Despite his young age, Wiz Khalifa is already something of a hip-hop veteran. Born Cameron Jibril Thomaz to a pair of military parents, he moved from South Carolina to Germany to Japan before settling in Pittsburgh at age nine. He wrote his first song, a rap called “Kool Kats,” when he was in third grade (“It was just about, like, being cool as f*ck,” he explains)
His stage name is a nod to both past and present. “Khalifa is Arabic, it means successor, leader, shining light,” he says. “My granddad is Muslim and he gave me that name … ‘Wiz’ just came from me being the youngest guy around everybody. I was pretty good at anything I tried to do, so they called me a young wiz.”
Khalifa released his first mixtape, Prince of the City, in 2005; the next year, he launched his first album,Show and Prove, on an independent label. Hip-hop heads began to gravitate toward his lively flow and unique sound, which seemed to resist characterization in the genre’s hyper-regional classification system.
“I always feel like that gave me an advantage,” he says. “When you’re from the East Coast or you’re from the South, people expect you to sound a certain way. So if you don’t sound that way, people won’t label you as that type of artist. For me, I had a whole new lane to create for myself being from Pittsburgh and being a Midwest artist.”
In 2007, still a teenager, he signed with Warner Brothers Records but left after his planned album experienced numerous delays. He resurfaced on the indie scene, releasing Deal or No Deal and a series of popular mixtapes in 2009 before coming to a new agreement with Warner-backed Atlantic Records last summer.
Along the way, Khalifa adopted the term “Taylor Gang” to refer to himself and his entourage; the name adorns much of his merchandise and has become synonymous with his music.
“Taylor really just came from me wearing Chuck Taylors,” he says. “A lot of people in Pittsburgh didn’t really wear them, that was sort of my thing.

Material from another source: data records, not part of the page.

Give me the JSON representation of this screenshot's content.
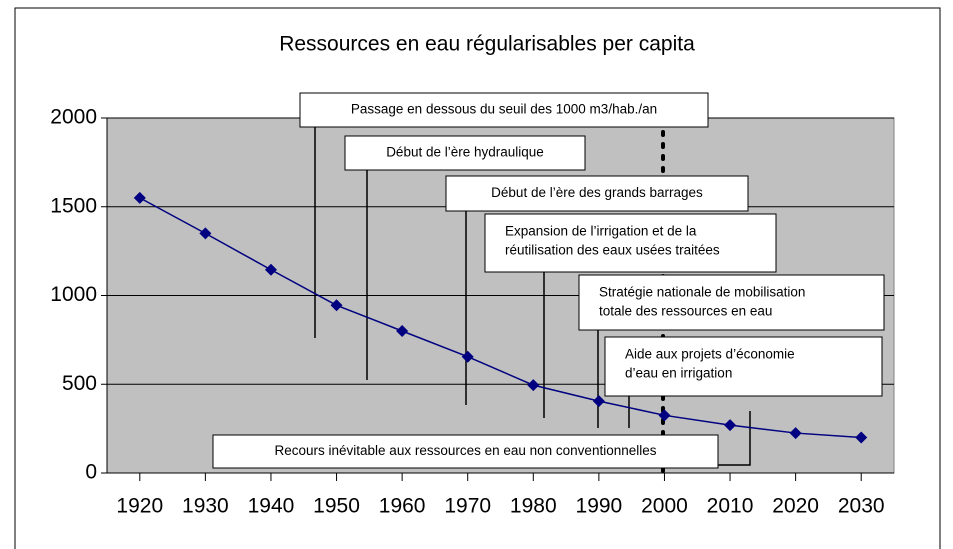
{
  "chart_data": {
    "type": "line",
    "title": "Ressources en eau régularisables per capita",
    "x": [
      1920,
      1930,
      1940,
      1950,
      1960,
      1970,
      1980,
      1990,
      2000,
      2010,
      2020,
      2030
    ],
    "series": [
      {
        "name": "Ressources en eau régularisables per capita",
        "color": "#000080",
        "values": [
          1550,
          1350,
          1145,
          945,
          800,
          655,
          495,
          405,
          325,
          270,
          225,
          200
        ]
      }
    ],
    "xlim": [
      1915,
      2035
    ],
    "xticks": [
      1920,
      1930,
      1940,
      1950,
      1960,
      1970,
      1980,
      1990,
      2000,
      2010,
      2020,
      2030
    ],
    "ylim": [
      0,
      2000
    ],
    "yticks": [
      0,
      500,
      1000,
      1500,
      2000
    ],
    "grid": true,
    "annotations": [
      [
        "Passage en dessous du seuil des 1000 m3/hab./an"
      ],
      [
        "Début de l’ère hydraulique"
      ],
      [
        "Début de l’ère des grands barrages"
      ],
      [
        "Expansion de l’irrigation et de la",
        "réutilisation des eaux usées traitées"
      ],
      [
        "Stratégie nationale de mobilisation",
        "totale des ressources en eau"
      ],
      [
        "Aide aux projets d’économie",
        "d’eau en irrigation"
      ],
      [
        "Recours inévitable aux ressources en eau non conventionnelles"
      ]
    ]
  }
}
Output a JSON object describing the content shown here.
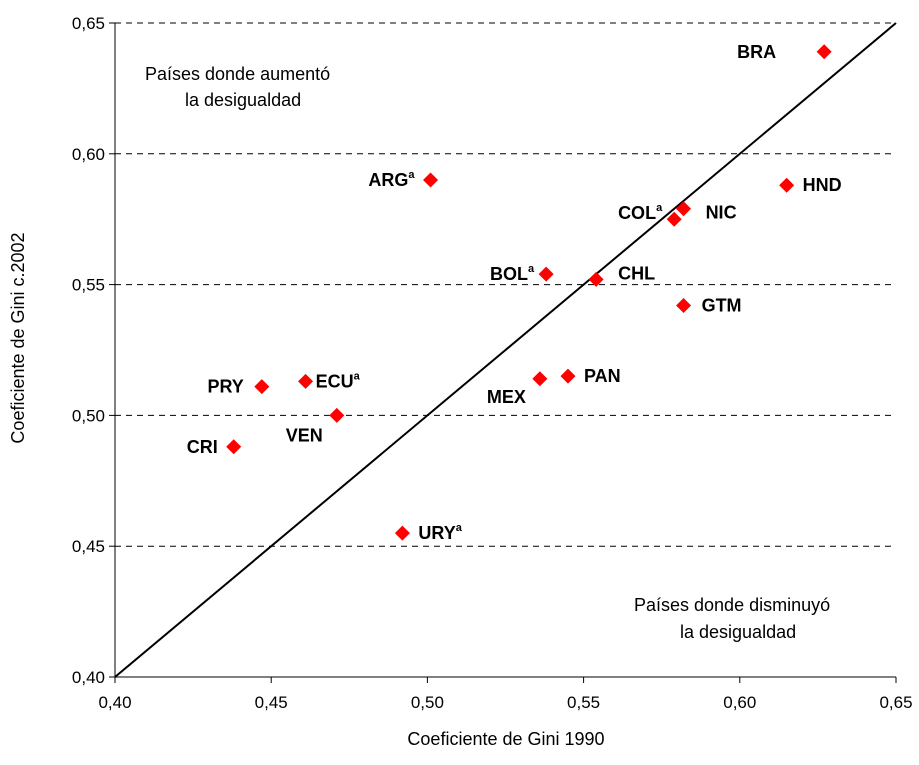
{
  "chart_data": {
    "type": "scatter",
    "xlabel": "Coeficiente de Gini 1990",
    "ylabel": "Coeficiente de Gini c.2002",
    "xlim": [
      0.4,
      0.65
    ],
    "ylim": [
      0.4,
      0.65
    ],
    "xticks": [
      "0,40",
      "0,45",
      "0,50",
      "0,55",
      "0,60",
      "0,65"
    ],
    "yticks": [
      "0,40",
      "0,45",
      "0,50",
      "0,55",
      "0,60",
      "0,65"
    ],
    "grid": "horizontal dashed",
    "marker_color": "#ff0000",
    "reference_line": {
      "x": [
        0.4,
        0.65
      ],
      "y": [
        0.4,
        0.65
      ]
    },
    "annotations": [
      {
        "line1": "Países donde aumentó",
        "line2": "la desigualdad"
      },
      {
        "line1": "Países donde disminuyó",
        "line2": "la desigualdad"
      }
    ],
    "points": [
      {
        "label": "BRA",
        "sup": "",
        "x": 0.627,
        "y": 0.639
      },
      {
        "label": "ARG",
        "sup": "a",
        "x": 0.501,
        "y": 0.59
      },
      {
        "label": "HND",
        "sup": "",
        "x": 0.615,
        "y": 0.588
      },
      {
        "label": "NIC",
        "sup": "",
        "x": 0.582,
        "y": 0.579
      },
      {
        "label": "COL",
        "sup": "a",
        "x": 0.579,
        "y": 0.575
      },
      {
        "label": "BOL",
        "sup": "a",
        "x": 0.538,
        "y": 0.554
      },
      {
        "label": "CHL",
        "sup": "",
        "x": 0.554,
        "y": 0.552
      },
      {
        "label": "GTM",
        "sup": "",
        "x": 0.582,
        "y": 0.542
      },
      {
        "label": "PAN",
        "sup": "",
        "x": 0.545,
        "y": 0.515
      },
      {
        "label": "MEX",
        "sup": "",
        "x": 0.536,
        "y": 0.514
      },
      {
        "label": "ECU",
        "sup": "a",
        "x": 0.461,
        "y": 0.513
      },
      {
        "label": "PRY",
        "sup": "",
        "x": 0.447,
        "y": 0.511
      },
      {
        "label": "VEN",
        "sup": "",
        "x": 0.471,
        "y": 0.5
      },
      {
        "label": "CRI",
        "sup": "",
        "x": 0.438,
        "y": 0.488
      },
      {
        "label": "URY",
        "sup": "a",
        "x": 0.492,
        "y": 0.455
      }
    ]
  }
}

Then it became less of a Chuck Taylor thing and more about if something’s tailored, it’s for you, you’re an individual. It became that individuality thing.”
Expressing one’s individuality sometimes involves breaking the rules, and that’s certainly the case with Khalifa and his love for marijuana. But so far, he says, he hasn’t had any trouble with the law at his concerts (one exception: a November arrest for marijuana possession between gigs; charges have since been dropped). Some venues are “420-friendly,” others aren’t—and he and his fans deal with it either way.
“When they’re not, we respect it and the fans respect it. And when it is friendly, then people know,” explains Khalifa. “The high, I don’t think that ruins anything, it makes people chill out. And then when you tell them they can’t smoke weed, they find other creative ways to get high that’s less constructive.”
He laughs. “It’s just weed!”
By this point, Khalifa has polished off two joints since I joined his trailer party; he’ll blaze up another on stage in an hour, and who knows how many in between. And although he’s shown an (endearingly) goofy side—at one point rolling up his sweatpants to ask my opinion of a new tattoo on his ankle, just above an older one depicting the Teenage Mutant Ninja Turtles—he’s more coherent than many people are sober as he explains his plans for the future.
“I just want to expand the brand organically and naturally, like people are used to seeing from me, and I don’t want to move too fast,” he says. “The work I put in five years ago got me where I am now … Every day I wake up is a work day, and I don’t plan on chilling out anytime soon.”
With the clock ticking away toward his headlining performance, he tells me it’s time to bid each other adieu.
“This has been an awesome interview,” he declares, showing me to the door. “All right, man, I’ll see you out there, foo!”